Brief History of Macroeconomic Thought and Policy

2. Keynesian Economics in the 1960s and 1970s

Expansionary Policy and an Inflationary Gap

Kennedy proposed a tax cut in 1963, which Congress would approve the following year, after the president had been assassinated. In retrospect, we may regard the tax cut as representing a kind of a recognition lag ­– policy makers did not realize the economy had already reached what we now recognize was its potential output. Instead of closing a recessionary gap, the tax cut helped push the economy into an inflationary gap, as illustrated in Panel (b) of Figure 17.4 "The Two Faces of Expansionary Policy in the 1960s".

The expansionary policies, however, did not stop with the tax cut. Continued increases in federal spending for the newly expanded war in Vietnam and for President Lyndon Johnson's agenda of domestic programs, together with continued high rates of money growth, sent the aggregate demand curve further to the right. While President Johnson's Council of Economic Advisers recommended contractionary policy as early as 1965, macroeconomic policy remained generally expansionary through 1969. Wage increases began shifting the short-run aggregate supply curve to the left, but expansionary policy continued to increase aggregate demand and kept the economy in an inflationary gap for the last six years of the 1960s. Panel (b) of Figure 17.4 "The Two Faces of Expansionary Policy in the 1960s" shows expansionary policies pushing the economy beyond its potential output after 1963.

The 1960s had demonstrated two important lessons about Keynesian macroeconomic policy. First, stimulative fiscal and monetary policy could be used to close a recessionary gap.
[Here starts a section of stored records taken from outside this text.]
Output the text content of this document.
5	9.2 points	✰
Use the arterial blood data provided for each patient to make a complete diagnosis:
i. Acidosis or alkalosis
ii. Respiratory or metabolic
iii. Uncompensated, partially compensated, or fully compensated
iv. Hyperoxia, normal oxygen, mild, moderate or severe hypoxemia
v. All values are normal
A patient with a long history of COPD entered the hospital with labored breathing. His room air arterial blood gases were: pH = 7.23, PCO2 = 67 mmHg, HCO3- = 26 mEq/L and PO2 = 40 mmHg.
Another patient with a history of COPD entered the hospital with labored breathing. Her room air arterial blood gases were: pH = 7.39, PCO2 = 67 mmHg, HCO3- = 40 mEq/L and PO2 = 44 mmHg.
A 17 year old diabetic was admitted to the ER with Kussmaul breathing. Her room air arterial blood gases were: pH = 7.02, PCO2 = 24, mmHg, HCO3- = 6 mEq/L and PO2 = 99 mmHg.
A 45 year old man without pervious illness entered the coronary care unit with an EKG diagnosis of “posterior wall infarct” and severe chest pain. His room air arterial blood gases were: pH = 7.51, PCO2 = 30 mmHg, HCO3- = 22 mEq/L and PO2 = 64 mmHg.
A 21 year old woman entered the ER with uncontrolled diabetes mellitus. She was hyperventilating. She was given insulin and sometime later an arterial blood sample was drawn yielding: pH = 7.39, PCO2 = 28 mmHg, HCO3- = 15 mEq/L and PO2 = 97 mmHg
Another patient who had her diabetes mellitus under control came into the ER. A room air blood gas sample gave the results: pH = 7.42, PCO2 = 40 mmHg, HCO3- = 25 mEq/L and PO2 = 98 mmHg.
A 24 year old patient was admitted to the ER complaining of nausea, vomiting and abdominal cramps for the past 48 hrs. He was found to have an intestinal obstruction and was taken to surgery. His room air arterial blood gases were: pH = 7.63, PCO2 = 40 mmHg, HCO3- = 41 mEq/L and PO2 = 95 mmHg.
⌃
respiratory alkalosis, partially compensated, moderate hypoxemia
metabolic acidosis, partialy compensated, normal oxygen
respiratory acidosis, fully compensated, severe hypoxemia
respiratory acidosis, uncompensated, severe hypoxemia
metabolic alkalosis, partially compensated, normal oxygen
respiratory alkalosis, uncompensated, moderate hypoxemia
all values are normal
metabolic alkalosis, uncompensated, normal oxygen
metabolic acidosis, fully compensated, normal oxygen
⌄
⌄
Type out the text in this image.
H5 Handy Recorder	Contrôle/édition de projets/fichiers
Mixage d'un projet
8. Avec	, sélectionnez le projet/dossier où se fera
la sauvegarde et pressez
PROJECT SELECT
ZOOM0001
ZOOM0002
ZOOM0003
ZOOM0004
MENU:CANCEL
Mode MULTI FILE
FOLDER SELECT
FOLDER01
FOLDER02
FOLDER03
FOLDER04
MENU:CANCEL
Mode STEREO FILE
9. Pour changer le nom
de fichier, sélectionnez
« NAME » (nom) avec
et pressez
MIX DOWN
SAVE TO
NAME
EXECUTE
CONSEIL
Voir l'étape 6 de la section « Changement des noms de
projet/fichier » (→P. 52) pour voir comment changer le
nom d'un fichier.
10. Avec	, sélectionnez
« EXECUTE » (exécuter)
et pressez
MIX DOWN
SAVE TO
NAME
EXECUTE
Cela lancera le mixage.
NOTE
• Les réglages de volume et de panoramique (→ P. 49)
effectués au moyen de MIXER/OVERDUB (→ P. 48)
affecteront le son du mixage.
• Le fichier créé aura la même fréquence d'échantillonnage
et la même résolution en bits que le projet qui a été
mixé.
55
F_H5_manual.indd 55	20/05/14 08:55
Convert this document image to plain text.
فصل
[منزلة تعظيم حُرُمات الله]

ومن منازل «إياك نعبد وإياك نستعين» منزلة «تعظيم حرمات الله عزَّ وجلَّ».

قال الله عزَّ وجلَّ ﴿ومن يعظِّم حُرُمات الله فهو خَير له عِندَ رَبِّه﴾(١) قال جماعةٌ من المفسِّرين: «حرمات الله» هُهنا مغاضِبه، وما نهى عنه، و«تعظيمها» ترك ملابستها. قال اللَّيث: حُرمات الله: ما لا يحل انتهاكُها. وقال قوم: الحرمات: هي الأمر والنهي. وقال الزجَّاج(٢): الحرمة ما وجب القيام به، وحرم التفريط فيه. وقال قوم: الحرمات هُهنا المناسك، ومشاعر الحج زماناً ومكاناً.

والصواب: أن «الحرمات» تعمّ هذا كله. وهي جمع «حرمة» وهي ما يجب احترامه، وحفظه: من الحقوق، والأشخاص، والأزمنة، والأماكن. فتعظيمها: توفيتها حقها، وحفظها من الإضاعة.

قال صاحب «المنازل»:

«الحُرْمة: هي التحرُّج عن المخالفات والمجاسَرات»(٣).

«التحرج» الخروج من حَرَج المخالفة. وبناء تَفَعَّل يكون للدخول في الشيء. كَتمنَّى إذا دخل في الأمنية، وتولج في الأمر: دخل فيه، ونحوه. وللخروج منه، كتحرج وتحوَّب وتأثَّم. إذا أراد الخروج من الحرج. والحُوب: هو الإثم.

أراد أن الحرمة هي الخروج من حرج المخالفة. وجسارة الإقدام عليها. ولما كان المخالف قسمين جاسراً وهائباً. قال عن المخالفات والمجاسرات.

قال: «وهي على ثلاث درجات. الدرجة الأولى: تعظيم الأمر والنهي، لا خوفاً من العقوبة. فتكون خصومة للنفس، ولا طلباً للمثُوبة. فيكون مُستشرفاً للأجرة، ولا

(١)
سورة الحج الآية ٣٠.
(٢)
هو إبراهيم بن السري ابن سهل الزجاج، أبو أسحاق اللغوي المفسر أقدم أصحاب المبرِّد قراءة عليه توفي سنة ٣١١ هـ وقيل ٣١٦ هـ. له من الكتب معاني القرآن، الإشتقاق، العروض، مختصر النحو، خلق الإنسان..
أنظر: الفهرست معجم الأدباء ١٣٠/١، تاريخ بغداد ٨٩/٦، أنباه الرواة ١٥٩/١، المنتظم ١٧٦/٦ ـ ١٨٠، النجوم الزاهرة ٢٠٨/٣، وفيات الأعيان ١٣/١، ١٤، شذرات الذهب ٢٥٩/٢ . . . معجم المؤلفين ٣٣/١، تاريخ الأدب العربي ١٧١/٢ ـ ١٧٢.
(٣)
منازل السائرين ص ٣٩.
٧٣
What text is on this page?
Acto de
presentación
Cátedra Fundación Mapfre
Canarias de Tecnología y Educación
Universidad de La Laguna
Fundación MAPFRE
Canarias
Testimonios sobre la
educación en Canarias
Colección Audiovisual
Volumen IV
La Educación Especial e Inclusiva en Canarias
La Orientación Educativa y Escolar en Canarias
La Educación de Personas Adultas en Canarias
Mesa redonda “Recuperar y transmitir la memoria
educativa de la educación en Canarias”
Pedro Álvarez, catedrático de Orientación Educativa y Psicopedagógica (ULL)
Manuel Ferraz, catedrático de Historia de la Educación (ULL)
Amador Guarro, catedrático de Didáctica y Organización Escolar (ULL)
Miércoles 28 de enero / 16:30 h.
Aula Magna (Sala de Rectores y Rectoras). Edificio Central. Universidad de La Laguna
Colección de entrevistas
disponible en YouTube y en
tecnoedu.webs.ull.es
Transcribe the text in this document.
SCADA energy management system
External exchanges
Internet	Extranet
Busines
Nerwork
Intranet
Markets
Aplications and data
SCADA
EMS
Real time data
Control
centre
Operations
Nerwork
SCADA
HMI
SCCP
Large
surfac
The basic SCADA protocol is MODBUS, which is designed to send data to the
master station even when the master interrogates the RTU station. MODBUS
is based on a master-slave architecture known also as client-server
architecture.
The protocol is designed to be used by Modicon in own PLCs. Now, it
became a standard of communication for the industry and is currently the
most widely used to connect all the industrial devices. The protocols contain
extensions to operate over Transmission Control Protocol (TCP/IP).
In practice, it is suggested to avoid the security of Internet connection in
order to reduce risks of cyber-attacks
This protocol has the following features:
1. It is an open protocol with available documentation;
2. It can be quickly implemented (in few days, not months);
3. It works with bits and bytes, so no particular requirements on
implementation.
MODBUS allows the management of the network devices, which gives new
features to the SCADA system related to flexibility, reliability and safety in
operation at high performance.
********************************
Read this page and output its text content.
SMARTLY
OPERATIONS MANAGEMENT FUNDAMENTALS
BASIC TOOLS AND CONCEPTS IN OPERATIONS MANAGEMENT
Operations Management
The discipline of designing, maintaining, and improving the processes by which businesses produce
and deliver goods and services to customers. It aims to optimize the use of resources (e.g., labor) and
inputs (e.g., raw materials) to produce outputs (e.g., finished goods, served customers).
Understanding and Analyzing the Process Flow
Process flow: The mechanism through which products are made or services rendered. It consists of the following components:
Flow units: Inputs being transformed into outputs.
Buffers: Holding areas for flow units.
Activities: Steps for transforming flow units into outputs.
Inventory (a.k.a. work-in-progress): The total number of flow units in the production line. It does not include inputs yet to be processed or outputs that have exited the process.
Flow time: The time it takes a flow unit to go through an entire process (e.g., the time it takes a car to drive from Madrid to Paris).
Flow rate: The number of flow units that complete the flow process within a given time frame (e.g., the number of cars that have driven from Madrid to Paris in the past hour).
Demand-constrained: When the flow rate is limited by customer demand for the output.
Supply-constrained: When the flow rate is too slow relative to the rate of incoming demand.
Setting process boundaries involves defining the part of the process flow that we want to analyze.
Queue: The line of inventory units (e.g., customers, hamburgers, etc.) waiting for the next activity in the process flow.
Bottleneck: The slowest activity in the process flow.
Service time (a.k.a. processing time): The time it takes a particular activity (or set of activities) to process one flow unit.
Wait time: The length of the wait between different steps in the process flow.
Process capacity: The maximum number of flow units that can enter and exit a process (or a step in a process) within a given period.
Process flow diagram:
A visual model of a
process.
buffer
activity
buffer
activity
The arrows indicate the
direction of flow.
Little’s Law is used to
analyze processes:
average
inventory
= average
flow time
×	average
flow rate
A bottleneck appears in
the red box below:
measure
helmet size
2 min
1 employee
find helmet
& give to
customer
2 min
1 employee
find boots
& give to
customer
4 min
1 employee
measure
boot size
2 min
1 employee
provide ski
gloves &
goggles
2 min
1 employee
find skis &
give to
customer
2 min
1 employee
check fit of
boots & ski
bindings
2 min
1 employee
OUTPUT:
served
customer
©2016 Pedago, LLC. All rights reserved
Second, fiscal policies could have a long implementation lag. The tax cut recommended by President Kennedy's economic advisers in 1961 was not enacted until 1964 ­– after the recessionary gap it was designed to fight had been closed. The tax increase recommended by President Johnson's economic advisers in 1965 was not passed until 1968 ­– after the inflationary gap it was designed to close had widened.

Macroeconomic policy after 1963 pushed the economy into an inflationary gap. The push into an inflationary gap did produce rising employment and a rising real GDP. But the inflation that came with it, together with other problems, would create real difficulties for the economy and for macroeconomic policy in the 1970s.